Dans la famille des sous-genres cinématographiques qui comptent de fervents aficionados et une poignée de petites merveilles, le film « de potes » possède une saveur particulière. Quand il est bien mitonné, sa capacité à saisir en quelques scènes et une demi-douzaine de personnages une ambiance, un ton qui évoquent toute une génération font de lui, instantanément, un film culte que l’on prend un réel plaisir à voir et à revoir, même (surtout ?) lorsqu’il est daté. C’est le cas de certains gros succès (Quatre mariages et un enterrement) et petites confiseries oubliées (Peter’s Friends de Kenneth Branagh, Les Copains d’abord de Lawrence Kasdan) qui ont, en partie, servi d’inspiration au nouveau film de Guillaume Canet réalisateur. De toute évidence, Canet a bon goût : outre ces sympathiques références, il cite également, dans le dossier de presse, Vincent, François, Paul et les autres de Claude Sautet et Husbands de John Cassavetes, dans le sillon desquels Les Petits Mouchoirs tente de s’inscrire. Sur plus de 2h30, en jonglant entre le rire et les larmes, les petits drames et les grandes tragédies du quotidien, Guillaume Canet ambitionne de signer une grande fresque, à la fois intimiste et lyrique, sur l’amour, l’amitié, l’engagement, l’argent, la mort et les fouines. Rien que ça.
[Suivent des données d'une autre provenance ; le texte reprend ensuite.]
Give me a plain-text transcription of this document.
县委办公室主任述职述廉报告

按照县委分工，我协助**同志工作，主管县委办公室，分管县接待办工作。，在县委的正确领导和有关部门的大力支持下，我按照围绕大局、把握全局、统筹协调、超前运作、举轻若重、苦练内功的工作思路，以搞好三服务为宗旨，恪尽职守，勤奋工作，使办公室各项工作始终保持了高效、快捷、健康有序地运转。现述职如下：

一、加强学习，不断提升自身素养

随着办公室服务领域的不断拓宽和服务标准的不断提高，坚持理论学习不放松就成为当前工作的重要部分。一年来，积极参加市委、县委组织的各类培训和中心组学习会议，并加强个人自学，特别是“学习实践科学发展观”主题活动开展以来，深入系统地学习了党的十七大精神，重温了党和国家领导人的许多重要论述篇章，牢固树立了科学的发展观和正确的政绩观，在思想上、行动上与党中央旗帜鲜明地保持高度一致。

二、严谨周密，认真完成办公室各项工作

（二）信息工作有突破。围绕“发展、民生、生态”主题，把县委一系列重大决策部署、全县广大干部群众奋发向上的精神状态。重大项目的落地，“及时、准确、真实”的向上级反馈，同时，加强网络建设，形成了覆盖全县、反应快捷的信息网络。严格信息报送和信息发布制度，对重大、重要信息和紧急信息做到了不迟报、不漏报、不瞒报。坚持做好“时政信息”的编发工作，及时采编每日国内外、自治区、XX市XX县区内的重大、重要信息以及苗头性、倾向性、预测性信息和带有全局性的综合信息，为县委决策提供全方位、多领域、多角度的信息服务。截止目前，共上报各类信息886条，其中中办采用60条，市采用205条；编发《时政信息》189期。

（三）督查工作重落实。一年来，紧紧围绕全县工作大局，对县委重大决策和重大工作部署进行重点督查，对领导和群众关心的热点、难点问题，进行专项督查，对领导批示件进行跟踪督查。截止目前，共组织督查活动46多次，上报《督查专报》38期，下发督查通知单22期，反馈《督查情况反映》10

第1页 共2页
Les Petits Mouchoirs s’ouvre sur un accident tragique – filmée en plan-séquence, la scène est à la fois une démonstration du savoir-faire de Canet, mais aussi le moment le plus réussi du film, d’une redoutable efficacité et porté par un comédien (dont on taira le nom, pour préserver le suspense) assez étonnant. Le drame provoque la consternation dans l’entourage de la victime, qui devait partir en vacances avec ses potes, comme tous les étés. Ceux-ci décident malgré tout de ne pas annuler leur voyage et de se retrouver tous ensemble au bord de la mer. Entre petites crises et grosses révélations, l’amitié et l’amour vont en prendre un grand coup.
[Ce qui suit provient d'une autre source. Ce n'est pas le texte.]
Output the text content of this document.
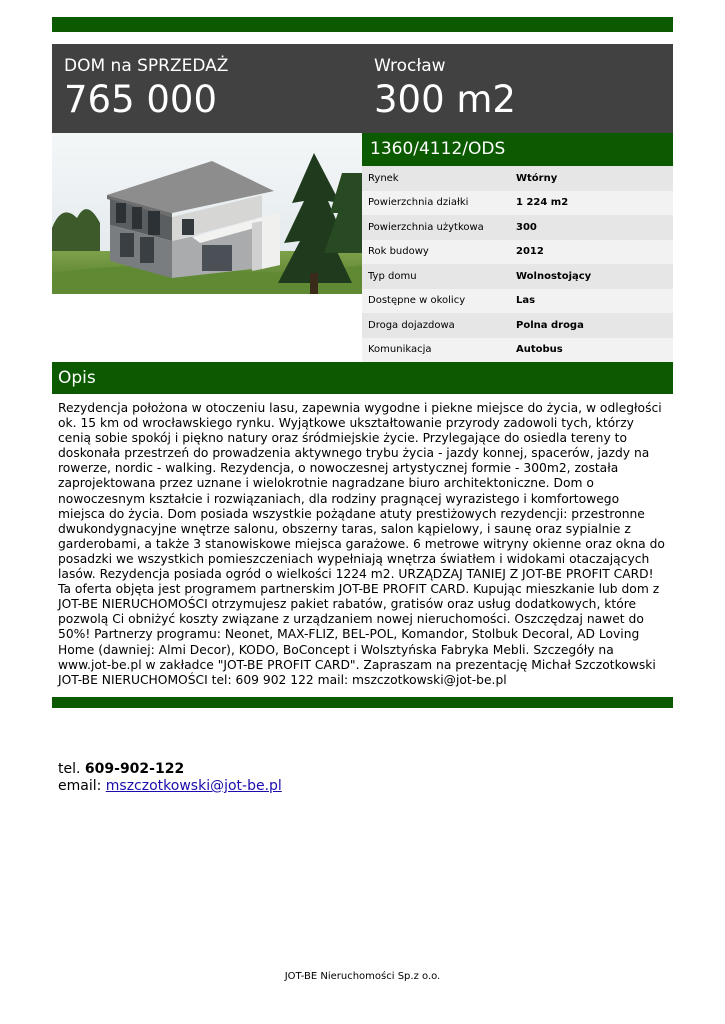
DOM na SPRZEDAŻ
765 000
Wrocław
300 m2
1360/4112/ODS
Rynek	Wtórny
Powierzchnia działki	1 224 m2
Powierzchnia użytkowa	300
Rok budowy	2012
Typ domu	Wolnostojący
Dostępne w okolicy	Las
Droga dojazdowa	Polna droga
Komunikacja	Autobus
Opis

Rezydencja położona w otoczeniu lasu, zapewnia wygodne i piekne miejsce do życia, w odległości ok. 15 km od wrocławskiego rynku. Wyjątkowe ukształtowanie przyrody zadowoli tych, którzy cenią sobie spokój i piękno natury oraz śródmiejskie życie. Przylegające do osiedla tereny to doskonała przestrzeń do prowadzenia aktywnego trybu życia - jazdy konnej, spacerów, jazdy na rowerze, nordic - walking. Rezydencja, o nowoczesnej artystycznej formie - 300m2, została zaprojektowana przez uznane i wielokrotnie nagradzane biuro architektoniczne. Dom o nowoczesnym kształcie i rozwiązaniach, dla rodziny pragnącej wyrazistego i komfortowego miejsca do życia. Dom posiada wszystkie pożądane atuty prestiżowych rezydencji: przestronne dwukondygnacyjne wnętrze salonu, obszerny taras, salon kąpielowy, i saunę oraz sypialnie z garderobami, a także 3 stanowiskowe miejsca garażowe. 6 metrowe witryny okienne oraz okna do posadzki we wszystkich pomieszczeniach wypełniają wnętrza światłem i widokami otaczających lasów. Rezydencja posiada ogród o wielkości 1224 m2. URZĄDZAJ TANIEJ Z JOT-BE PROFIT CARD! Ta oferta objęta jest programem partnerskim JOT-BE PROFIT CARD. Kupując mieszkanie lub dom z JOT-BE NIERUCHOMOŚCI otrzymujesz pakiet rabatów, gratisów oraz usług dodatkowych, które pozwolą Ci obniżyć koszty związane z urządzaniem nowej nieruchomości. Oszczędzaj nawet do 50%! Partnerzy programu: Neonet, MAX-FLIZ, BEL-POL, Komandor, Stolbuk Decoral, AD Loving Home (dawniej: Almi Decor), KODO, BoConcept i Wolsztyńska Fabryka Mebli. Szczegóły na www.jot-be.pl w zakładce "JOT-BE PROFIT CARD". Zapraszam na prezentację Michał Szczotkowski JOT-BE NIERUCHOMOŚCI tel: 609 902 122 mail: mszczotkowski@jot-be.pl

tel. 609-902-122
email: mszczotkowski@jot-be.pl
JOT-BE Nieruchomości Sp.z o.o.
Très ambitieux, Guillaume Canet s’est visiblement attaché à écrire des personnages complexes et à rendre palpable l’affection qu’ils se portent. C’est une vraie qualité, hélas mise à mal par un scénario qui se traîne, multiplie les scènes inutiles destinées, on s’en doute, à installer une atmosphère faite de tout petits riens qui en disent beaucoup. Mais la télévision, cette vieille ennemie, a inventé une forme de narration qui peut multiplier les personnages et les intrigues à l’infini, sur plusieurs années, et même se permettre de ne parler de rien tout en restant passionnante : la série. Face aux modèles du genre, les 2h30 des Petits Mouchoirs paraissent bien maigres pour brasser les destins d’une dizaine de personnages principaux, et bien longues pour un art qui supporte difficilement les faiblesses de rythme et les lourdeurs de mise en scène. Guillaume Canet navigue d’un personnage à l’autre en accordant à chacun une vraie dimension romanesque, et on croit à l’amitié qui les lie les uns aux autres, mais l’écriture est trop bancale pour cimenter l’ensemble. Marion Cotillard, en néo-bab à la sexualité débridée mais à la vie affective en berne, et Benoît Magimel, en père de famille travaillé par un désir inattendu, sont par exemple mieux servis que François Cluzet, totalement hystérique en connard parvenu, ou Gilles Lellouche, un peu lourdingue en gentil beauf. On peut aussi déplorer que les autres personnages féminins soient purement décoratifs…
Entre jolis clichés pour cœurs d’artichaut (déclarations d’amour impromptues et ballades à la guitare sur la terrasse) et gros lieux communs indigestes sur la place du fric dans l’amitié (un vrai sujet, ici survolé) ou l’ambiguïté sexuelle entre potes hétéros (thème casse-gueule et maladroitement traité ici), Les Petits Mouchoirs se laisse regarder avec curiosité : où cela va-t-il bien pouvoir nous mener ? Hélas, la réponse est sans appel : droit dans le mur. La dernière demi-heure, catastrophique, sombre dans le pathos le plus abject et saupoudre sa complaisance pour les larmes de crocodile avec une pincée de leçon de morale peu ragoûtante. C’est d’autant plus dommage que le film, dans ses rares fulgurances, touche précisément par sa maladresse et sa sincérité, réellement émouvantes. Mais c’est trop peu pour le sauver de l’oubli : entre Sautet et Cassavetes, Canet a encore besoin de grandir avant de prétendre tutoyer les géants.